To get to the number in the result, the total number of medication errors in the hospital is counted. The bed days of a hospital are then calculated by reviewing the hospital bed occupancy (how much time in that month the available beds are full).
The number of near misses is then divided by the number of bed days to give us rate per bed day. This will often be a very small figure. The number is then multiplied by 1000 to give a result per 1000 bed days as reflected.
FALL RATES
* Reported as a rate per 1000 patient days
Falls are defined by AHRQ as “a sudden, unintended, descent of a patient’s body to the ground or other object (e.g. onto a bed, chair, or bedside mat)”. These can occur in patients that are assisted or unassisted in their movement. All falls are included in this indicator, whether they have resulted in injury or not.
The falls result reflected here does not take into account how sick the patient is, or the age or mobility of the patient admitted. In other words, there is no risk adjustment for other risk factors that may contribute to a patient falling.
What it means if the result is 0.8:
If a patient were to stay in hospital for a thousand days there would be 0.8 (or less than 1) fall within that 1000-day period.
To get to the number in the result, the total number of falls in the hospital is counted. The bed days of a hospital are then calculated by reviewing the hospital bed occupancy (how much time in that month the available beds are full).
The number of falls is then divided by the number of bed days to give us rate per bed day. This will often be a very small figure. The number is then multiplied by 1000 to give a result per 1000 bed days as reflected.
PRESSURE ULCER RATES
* Reported as a rate per 1000 patient days
Pressure ulcers are sometimes referred to as bed sores or pressure injuries. A pressure ulcer is defined by AHRQ as “localized damage to the skin and underlying soft tissue usually over a bony prominence or related to a medical or other device. The injury can present as intact skin or an open ulcer and may be painful”. All grades of pressure ulcer are included in the reported indicator.
What we measure?
Pressure ulcers in Mediclinic are staged using the information provided by the National Pressure Ulcer Advisory Panel.
What it means if the result was 1.0:
If a patient were to stay in hospital for a thousand days there would be one pressure ulcer within that 1000-day period.
To get the number in the result, the total number of pressure ulcers in the hospital is counted. The bed days of a hospital are then calculated by reviewing the hospital bed occupancy (how much time in that month the available beds are full).

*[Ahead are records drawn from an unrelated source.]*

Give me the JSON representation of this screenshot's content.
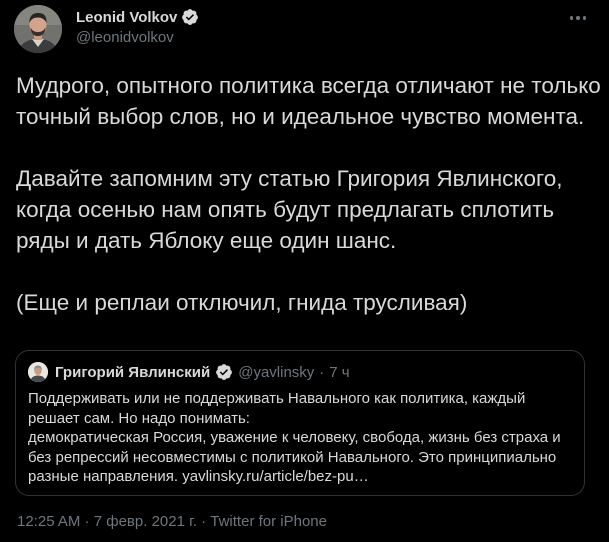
{
  "author": {
    "name": "Leonid Volkov",
    "handle": "@leonidvolkov",
    "verified": true
  },
  "tweet": {
    "paragraphs": [
      "Мудрого, опытного политика всегда отличают не только точный выбор слов, но и идеальное чувство момента.",
      "Давайте запомним эту статью Григория Явлинского, когда осенью нам опять будут предлагать сплотить ряды и дать Яблоку еще один шанс.",
      "(Еще и реплаи отключил, гнида трусливая)"
    ]
  },
  "quoted_tweet": {
    "author_name": "Григорий Явлинский",
    "handle": "@yavlinsky",
    "separator": "·",
    "time": "7 ч",
    "verified": true,
    "lines": [
      "Поддерживать или не поддерживать Навального как политика, каждый",
      "решает сам. Но надо понимать:",
      "демократическая Россия, уважение к человеку, свобода, жизнь без страха и",
      "без репрессий несовместимы с политикой Навального. Это принципиально",
      "разные направления. yavlinsky.ru/article/bez-pu…"
    ]
  },
  "meta": {
    "time": "12:25 AM",
    "separator": " · ",
    "date": "7 февр. 2021 г.",
    "source": "Twitter for iPhone"
  },
  "colors": {
    "background": "#000000",
    "text": "#d9d9d9",
    "secondary": "#6e767d",
    "verified": "#d9d9d9",
    "border": "#2f3336"
  },
  "icons": {
    "more": "ellipsis-icon",
    "verified": "verified-badge-icon"
  }
}
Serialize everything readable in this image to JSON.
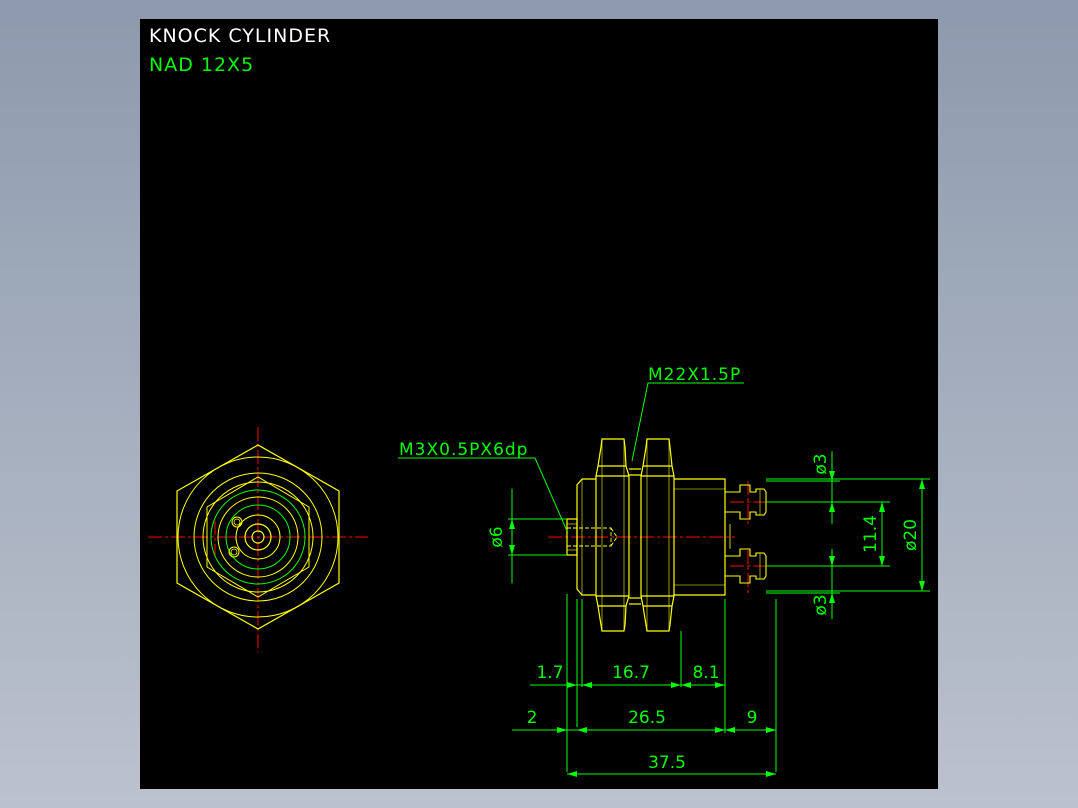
{
  "title": {
    "line1": "KNOCK CYLINDER",
    "line2": "NAD 12X5"
  },
  "callouts": {
    "thread_main": "M22X1.5P",
    "thread_tap": "M3X0.5PX6dp"
  },
  "dimensions": {
    "d_phi6": "ø6",
    "d_phi3_top": "ø3",
    "d_phi3_bottom": "ø3",
    "d_11_4": "11.4",
    "d_phi20": "ø20",
    "d_1_7": "1.7",
    "d_16_7": "16.7",
    "d_8_1": "8.1",
    "d_2": "2",
    "d_26_5": "26.5",
    "d_9": "9",
    "d_37_5": "37.5"
  },
  "colors": {
    "background": "#000000",
    "outline": "#ffff00",
    "dimension": "#00ff00",
    "centerline": "#ff0000",
    "title": "#ffffff"
  }
}
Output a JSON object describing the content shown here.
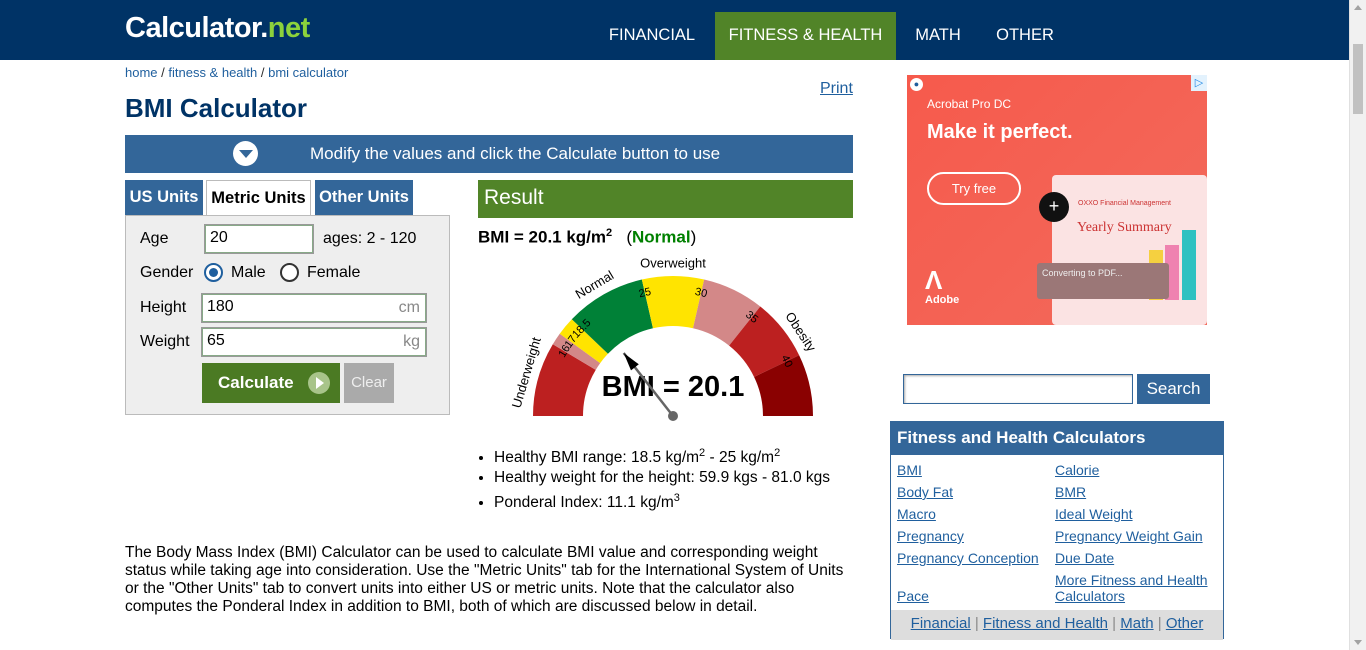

The number of pressure ulcers is then divided by the number of bed days to give us rate per bed day. This will often be a very small figure. The number is then multiplied by 1000 to give a result per 1000 bed days as reflected.
NEAR MISS RATES
* Reported as a rate per 1000 patient days
Near misses are events or errors that potentially could have resulted in harm to patients but were prevented prior to their reaching the patient and resulting in harm.
What we measure?
An example of a near miss in a hospital setting is illustrated in the following scenario. A patient may need a blood transfusion and when the blood that has been delivered for a patient is checked the nursing staff pick up that the initials on the blood labels do not match those of the patient. Incorrect transfusion could have resulted in patient harm however the error was picked up prior to harm reaching the patient.
What a result of 1.2 means:
If a patient were to stay in hospital for a thousand days there would be 1.2 near misses within that 1000 day period.
To get to the number in the result, the total number of near misses in the hospital is counted. The bed days of a hospital are then calculated by reviewing the hospital bed occupancy (how much time in that month the available beds are full).
The number of near misses is then divided by the number of bed days to give us rate per bed day. This will often be a very small figure. The number is then multiplied by 1000 to give a result per 1000 bed days as reflected.